Someone pass me a pillow – STAT, because I just want to scream! We just got back from my appointment to find out the results of my PET scan. The news wasn’t what we were hoping for. We knew that the cancer was in my colon and my liver, but now they are confirming that it has moved into my lungs. There are approximately 15 spots on my lungs and the doctor tells us at least 3 of the spots ‘light up’ for cancer. It feels like someone just kicked me right in the stomach. My head is spinning and all I want to do is find a pillow and scream as loud as I can into it. It obviously won’t change the situation, but I am sure I would feel a lot better after getting a few things off my chest. They have moved up the dates for my ‘port’ to be installed and when my chemo will begin. A port is inserted in your chest during a short outpatient surgery. It is a small disc made of plastic or metal about the size of a quarter that sits just under the skin. A soft thin tube called a catheter connects the port to a large vein. Your chemotherapy medicines are given through a special needle that fits right into the port. You also can have blood drawn through the port. When all your cycles of chemotherapy are done, the port is removed during another short outpatient procedure. This procedure takes place next Tuesday afternoon and then my chemo will begin a day or two later. As we were leaving the hospital, my mind was racing with all the interruptions that are about to come our way.

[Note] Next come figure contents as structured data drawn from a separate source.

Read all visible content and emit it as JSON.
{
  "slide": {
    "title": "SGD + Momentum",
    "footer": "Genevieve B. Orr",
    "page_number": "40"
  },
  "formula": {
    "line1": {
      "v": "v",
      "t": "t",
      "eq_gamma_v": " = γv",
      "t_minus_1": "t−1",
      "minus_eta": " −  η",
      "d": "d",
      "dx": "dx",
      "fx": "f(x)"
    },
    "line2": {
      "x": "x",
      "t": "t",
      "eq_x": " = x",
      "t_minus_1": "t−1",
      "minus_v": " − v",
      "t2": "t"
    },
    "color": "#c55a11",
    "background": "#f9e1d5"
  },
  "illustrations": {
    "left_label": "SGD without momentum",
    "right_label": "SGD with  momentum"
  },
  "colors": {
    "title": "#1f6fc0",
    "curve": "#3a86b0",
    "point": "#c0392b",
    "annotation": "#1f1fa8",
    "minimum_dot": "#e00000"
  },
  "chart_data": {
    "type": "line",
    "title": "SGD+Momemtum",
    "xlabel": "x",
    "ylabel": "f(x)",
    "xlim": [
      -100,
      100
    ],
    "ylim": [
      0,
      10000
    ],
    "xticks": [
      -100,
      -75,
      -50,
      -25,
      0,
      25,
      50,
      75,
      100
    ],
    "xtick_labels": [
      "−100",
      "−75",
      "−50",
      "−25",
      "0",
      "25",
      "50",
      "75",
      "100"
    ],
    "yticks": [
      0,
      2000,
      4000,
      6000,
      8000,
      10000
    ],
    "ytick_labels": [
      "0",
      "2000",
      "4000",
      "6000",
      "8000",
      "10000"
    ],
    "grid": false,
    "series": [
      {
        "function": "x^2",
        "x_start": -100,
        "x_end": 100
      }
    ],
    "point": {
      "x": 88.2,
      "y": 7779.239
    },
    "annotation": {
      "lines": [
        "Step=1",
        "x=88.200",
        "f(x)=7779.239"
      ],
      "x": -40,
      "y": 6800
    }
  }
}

For the next few months, I will be spending 4 out of 7 days in a clinic getting treatments. I am not looking forward to this, but I remain optimistic about the bigger picture at work behind the scenes. I don’t know why certain things happen to certain people, but the reality is, it’s none of my business. This is my story and I am sticking with it. I hope that through this season in our lives we can be an encouragement and support to those who are walking through difficult times right now. My hope and prayer through this all is that I will be healed and that God would be glorified. At the end of the day, God is still God and God is still good.